Sudan’s Cabinet on Tuesday approved a proposal to do away with a decades-old law boycotting Israel in the latest step toward diplomatic normalization between the countries.

Since 1958, the law has forbidden Sudanese entities from doing business with Israelis and barred diplomatic ties with the Jewish state. Its repeal could open the door further for official visits and expanding bilateral trade ties.

Before taking effect, the bill requires joint approval by the interim government’s Sovereign Council and the Cabinet.

The move is the most recent sign that Sudan’s transitional government is moving forward with the United States’ request to establish ties with Israel following the popular ouster of longtime dictator Omar al-Bashir in 2019.

Still, Sudan’s government reiterated its “firm position on the establishment of a Palestinian state within the framework of a two-state solution,” the Cabinet said in a statement Tuesday.

Officials in Khartoum, in particular Prime Minister Abdalla Hamdok, have treaded carefully with the US request to normalize ties with Israel presented by the Donald Trump administration last year in exchange for Sudan’s removal from the US state sponsors of terrorism list.

The prospect of formal ties with Israel has raised some popular outcry in Sudan, which was home to a landmark 1967 Arab League resolution against negotiating, making peace with and recognizing the Jewish State for its continued occupation of Palestinian territory.

Sudan’s interim leaders expressed openness to establishing ties with Israel in talks with the Trump administration, but Khartoum’s unelected government has said it would leave the final decision to the transitional parliament, an official legislative body that has not yet been formed.

So far, the United Arab Emirates, Bahrain and Morocco have agreed to establish ties with Israel in a Trump administration initiative dubbed the Abraham Accords.

US President Joe Biden has said his administration will aim to build upon the agreements, but questions remain how and whether current officials will fulfill offers made by their predecessors.

The Biden administration has frozen a last-minute sale of highly advanced F-35 strike aircraft and armed drones by the Trump administration to the United Arab Emirates as part of the Abraham Accords negotiations.

The previous administration also promised significant wheat and medical aid to Sudan by 2022 and reversed decades of US policy by recognizing Morocco’s unilateral claim over Western Sahara, despite international opposition.

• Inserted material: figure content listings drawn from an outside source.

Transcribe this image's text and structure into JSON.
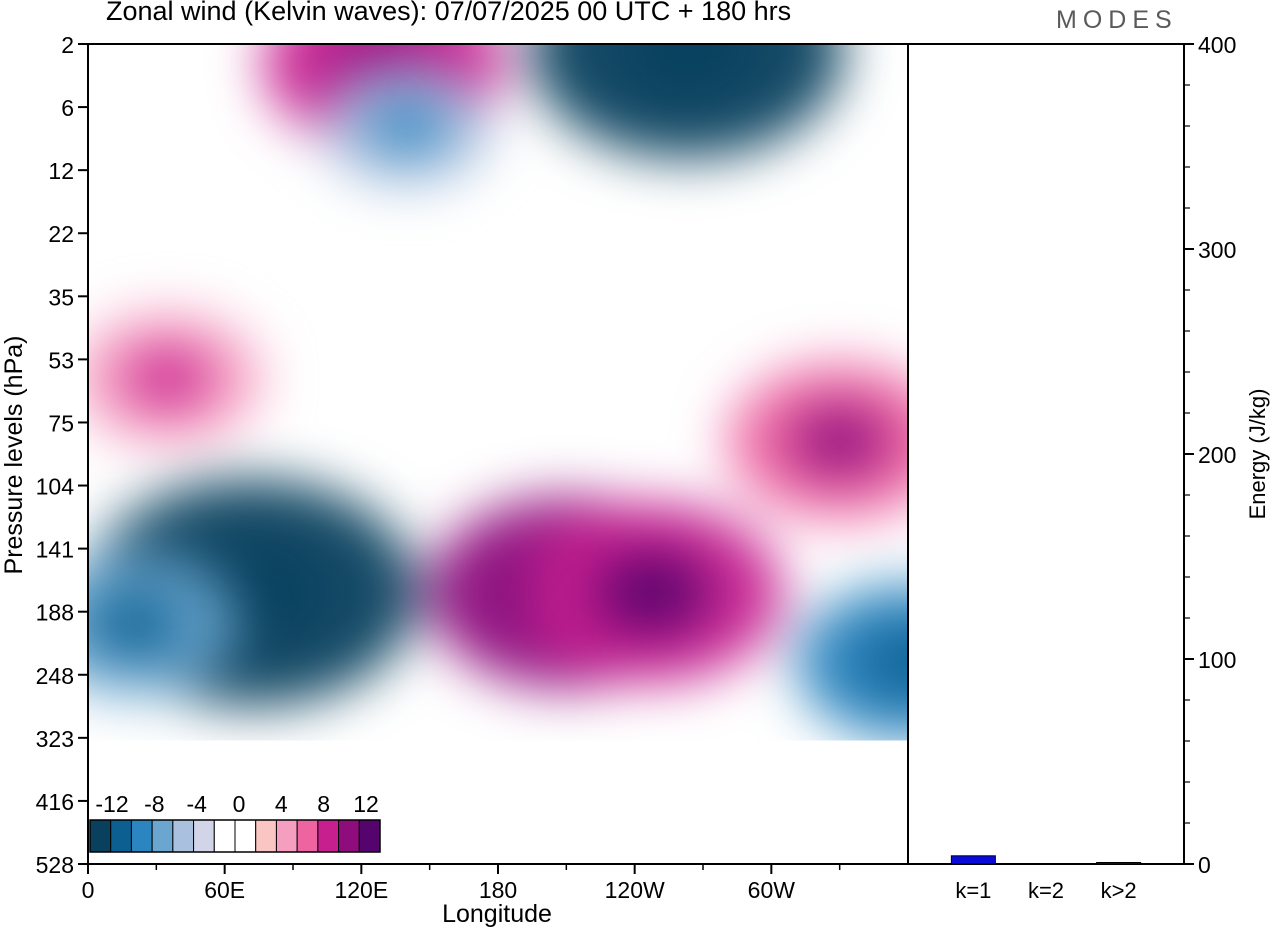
{
  "header": {
    "title": "Zonal wind (Kelvin waves):  07/07/2025  00 UTC  + 180 hrs",
    "brand": "MODES"
  },
  "colors": {
    "scale": [
      "#08405e",
      "#0b5f91",
      "#2a85c0",
      "#6aa6d0",
      "#a9c1de",
      "#d2d5e8",
      "#ffffff",
      "#ffffff",
      "#f9c6c4",
      "#f59ec0",
      "#ee64a0",
      "#c81f8f",
      "#8f0c7d",
      "#55046e"
    ],
    "energy_bar": "#0a0adc"
  },
  "chart_data": [
    {
      "type": "heatmap",
      "title": "Zonal wind (Kelvin waves):  07/07/2025  00 UTC  + 180 hrs",
      "xlabel": "Longitude",
      "ylabel": "Pressure levels (hPa)",
      "x_ticks": [
        "0",
        "60E",
        "120E",
        "180",
        "120W",
        "60W"
      ],
      "y_ticks": [
        "2",
        "6",
        "12",
        "22",
        "35",
        "53",
        "75",
        "104",
        "141",
        "188",
        "248",
        "323",
        "416",
        "528"
      ],
      "legend_labels": [
        "-12",
        "-8",
        "-4",
        "0",
        "4",
        "8",
        "12"
      ],
      "legend_placement": "bottom-left",
      "features": [
        {
          "lon": 72,
          "lev": 8.7,
          "value": -14
        },
        {
          "lon": 20,
          "lev": 9.2,
          "value": -7
        },
        {
          "lon": 360,
          "lev": 9.8,
          "value": -8
        },
        {
          "lon": 130,
          "lev": 0.3,
          "value": 9
        },
        {
          "lon": 263,
          "lev": 0.1,
          "value": -13
        },
        {
          "lon": 210,
          "lev": 8.7,
          "value": 11
        },
        {
          "lon": 248,
          "lev": 8.7,
          "value": 10
        },
        {
          "lon": 330,
          "lev": 6.3,
          "value": 8
        },
        {
          "lon": 35,
          "lev": 5.3,
          "value": 6
        },
        {
          "lon": 140,
          "lev": 1.3,
          "value": -5
        }
      ]
    },
    {
      "type": "bar",
      "categories": [
        "k=1",
        "k=2",
        "k>2"
      ],
      "values": [
        4,
        0,
        0.5
      ],
      "ylabel": "Energy (J/kg)",
      "ylim": [
        0,
        400
      ],
      "y_ticks": [
        "0",
        "100",
        "200",
        "300",
        "400"
      ]
    }
  ]
}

Despite the Trump administration’s transactional methods, the breakthroughs in US-Sudanese relations over the past year have been “a huge success,” said Tibor Nagy, the US State Department’s former top official on Africa policy who now is at Texas Tech University.

“There’s incredible potential [for Sudan]” with the lifting of US sanctions and economic reforms, Nagy told Al-Monitor, adding, “It’s just a phenomenal opportunity.”